Traffic Management Optimization via IoT-Enhanced Cooperative Vehicle-Infrastructure Systems
Kaijun Leng, Cheng-Feng Wu
Abstract
Under the trend of continuous expansion of urban areas and an increasing number of vehicles, the traditional transportation system has been unable to cope with various complex situations, and the problem of insufficient information exchange has emerged. This study is based on the cooperative vehicle-infrastructure system (CVIS) of the Internet of Things (IoT)-enhanced intelligent model, aiming to solve the problem of insufficient information exchange in the existing intelligent transportation system under dynamic traffic conditions. Thus, power management, intelligent driving ability, and driving comfort and safety can be improved. Through the application of IoT technology, a CVIS is established, which enables efficient information exchange between the vehicles and infrastructure by constructing advanced IoT architectures and utilizing reinforcement learning models to optimize the system responses and driving strategies. The experimental results show that the system can maintain an effective accelerated response of the vehicle even under heavy loads (up to 2000 kg) and complicated road conditions, with the fastest response time of 15.9 s.

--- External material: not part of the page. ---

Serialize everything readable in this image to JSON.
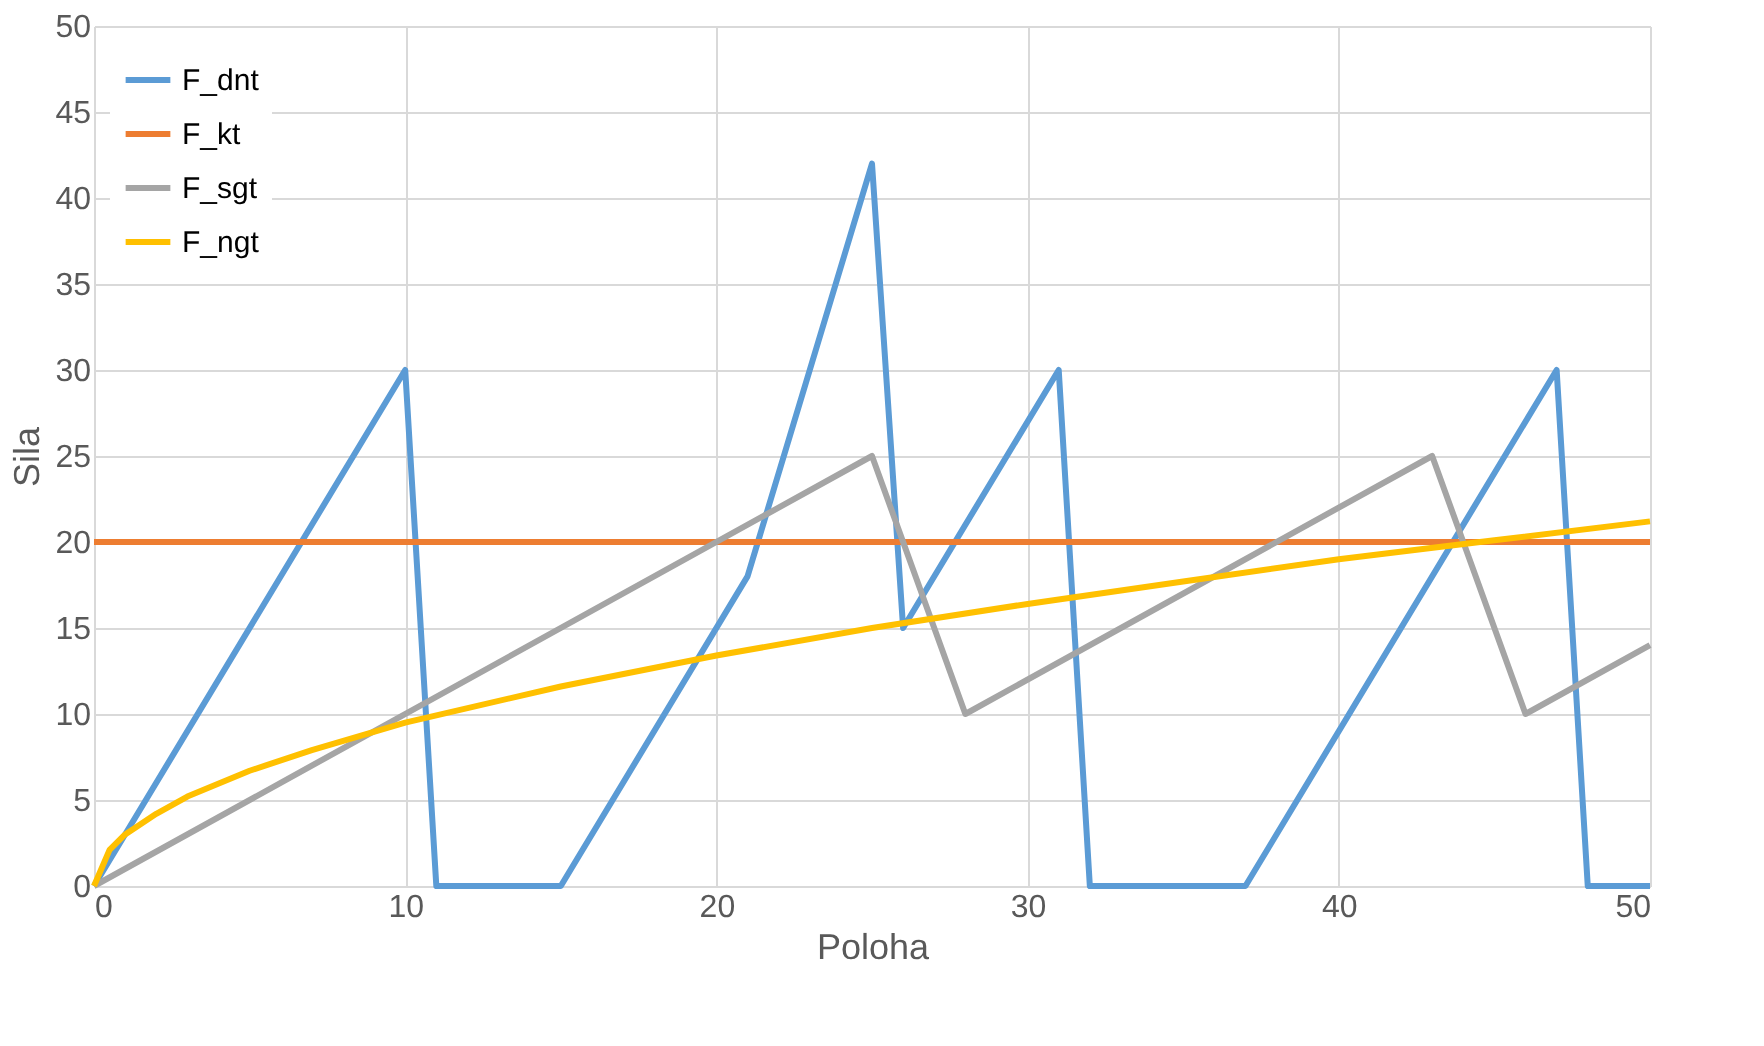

In addition, the system remarkably improves driving stability, especially in tests conducted on the slippery roads and uphill segments. Regarding safety and security, the system achieved a commendable command recognition accuracy of about 100%. Moreover, integrated intelligent algorithms help reduce overall energy consumption while maintaining the system’s performance. These results highlight the critical role of IoT technology in promoting the responsiveness and safety of intelligent vehicle systems.